Developer Jital Umeria was given permission to replace the rear extension to 95 Stafford Street and to convert the building into a seven-bedroom HMO.

Councillors sitting on Swindon Borough Council’s planning committee heard of significant concerns from both ward councillors and neighbours, but also promises of a high-quality development from the applicant.

But their decision to approve the proposal was probably more to do with the constraints on a local authority planning committee under planning law.

Mrs Umeria’s application had originally been for nine bedrooms in the HMO but that was revised to seven.

The plans show two bedrooms on the lower ground floor, ground floor and first floor and one in the attic space.

One of the rooms on the first floor is now to be used as a home workspace for the residents and one on the ground floor as a home gym.

A shared kitchen and large communal living space will be on the lower ground floor.

Mrs Umeria told the committee: “There are too many low-quality, badly managed HMOs in Swindon. We have designed this for what we call co-living. We want people to have an amazing experience living here. And the more high-quality HMOs attracting residents there are, that will force other landlords to improve their offer.

“There is a real need for housing for those 18-35 who cannot afford to buy a home of their own.”

But fears were expressed by local Eastcott member Councillor Paul Dixon about parking and the fact that the landlords are based in London. He also queried whether there would be seven black bins, 14 recycling boxes and seven weighted blue bags kept in the front garden.

A neighbour also spoke and said: “If two of the rooms are to be a gym and a home office, why do they still have en suite toilets and showers when all the rooms are en suite?

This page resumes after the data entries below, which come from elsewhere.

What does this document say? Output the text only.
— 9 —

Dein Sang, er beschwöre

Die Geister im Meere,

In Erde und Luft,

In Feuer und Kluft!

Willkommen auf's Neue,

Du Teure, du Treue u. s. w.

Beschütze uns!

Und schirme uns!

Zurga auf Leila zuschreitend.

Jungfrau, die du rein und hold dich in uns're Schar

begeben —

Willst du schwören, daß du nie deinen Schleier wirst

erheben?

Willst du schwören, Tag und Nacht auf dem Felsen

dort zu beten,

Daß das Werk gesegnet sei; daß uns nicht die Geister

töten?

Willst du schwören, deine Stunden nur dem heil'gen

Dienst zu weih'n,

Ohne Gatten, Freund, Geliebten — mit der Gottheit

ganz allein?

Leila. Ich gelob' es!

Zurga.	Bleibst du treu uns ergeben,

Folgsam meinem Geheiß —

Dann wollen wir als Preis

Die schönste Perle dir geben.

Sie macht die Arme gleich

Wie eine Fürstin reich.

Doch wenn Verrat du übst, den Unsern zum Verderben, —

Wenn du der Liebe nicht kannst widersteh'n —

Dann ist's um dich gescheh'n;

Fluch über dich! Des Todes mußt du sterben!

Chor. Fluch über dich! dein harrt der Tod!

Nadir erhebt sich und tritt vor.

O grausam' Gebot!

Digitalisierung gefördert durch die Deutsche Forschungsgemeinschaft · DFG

They will be converted to bedrooms shortly.”

That was a concern of councillor Jake Chandler, who enquired about a condition to prevent that, but he was told if the permission was for a seven-bed HMO any increase in bedrooms would need new planning consent.

After members including councillors Gary Sumner and  Neil Hopkins said they were constrained to approve the plans as it “ticked all the boxes”, members voted to add a condition about creating a bin store and to approve the plans.